Considerable attention is paid to techniques for debugging.
The main programming language used is C/C++, but some of the code is in R, which has become the pre-eminent language for data analysis. As a scripting language, R can be used for rapid prototyping. In our case here, it enables me to write examples which are much less less cluttered than they would be in C/C++, thus easier for students to discern the fundamental parallelixation principles involved. For the same reason, it makes it easier for students to write their own parallel code, focusing on those principles. And R has a rich set of parallel libraries.
It is assumed that the student is reasonably adept in programming, and has math background through linear algebra. An appendix reviews the parts of the latter needed for this book. Another appendix presents an overview of various systems issues that arise, such as process scheduling and virtual memory.
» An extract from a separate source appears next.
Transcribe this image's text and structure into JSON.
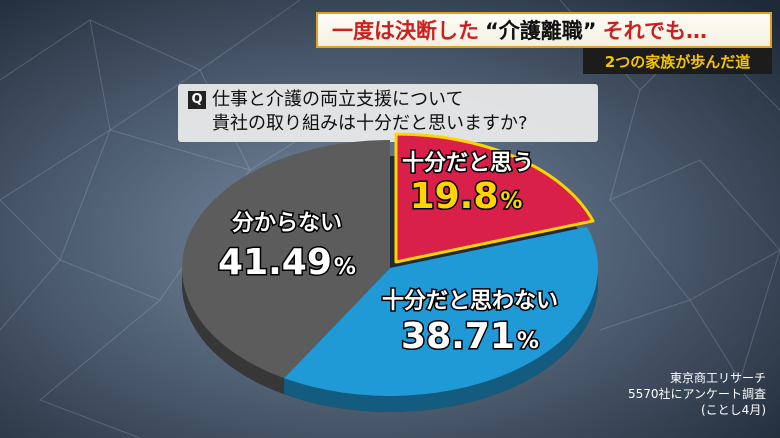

It should be note that most of the code examples in the book are NOT optimized. The primary emphasis is on simplicity and clarity of the techniques and languages used. However, there is plenty of discussion on factors that affect speed, such cache coherency issues, network delays, GPU memory structures and so on.
Here's how to get the code files you'll see in this book: The book is set in LaTeX, and the raw .tex files are available in http://heather.cs.ucdavis.edu/~matloff/158/PLN. Simply download the relevant file (the file names should be clear), then use a text editor to trim to the program code of interest.
In order to illustrate for students the fact that research and teaching (should) enhance each other, I occasionally will make brief references here to some of my research work.
Like all my open source textbooks, this one is constantly evolving. I continue to add new topics, new examples and so on, and of course fix bugs and improve the exposition. For that reason, it is better to link to the latest version, which will always be at http://heather.cs.ucdavis.edu/~matloff/158/PLN/ParProcBook.pdf, rather than to copy it.
For that reason, feedback is highly appreciated. I wish to thank Stuart Ambler, Matt Butner, Stuart Hansen, Bill Hsu, Sameer Khan, Mikel McDaniel, Richard Minner, Lars Seeman and Johan Wikstr'om for their comments. I'm also very grateful to Professor Hsu for his making available to me advanced GPU-equipped machines.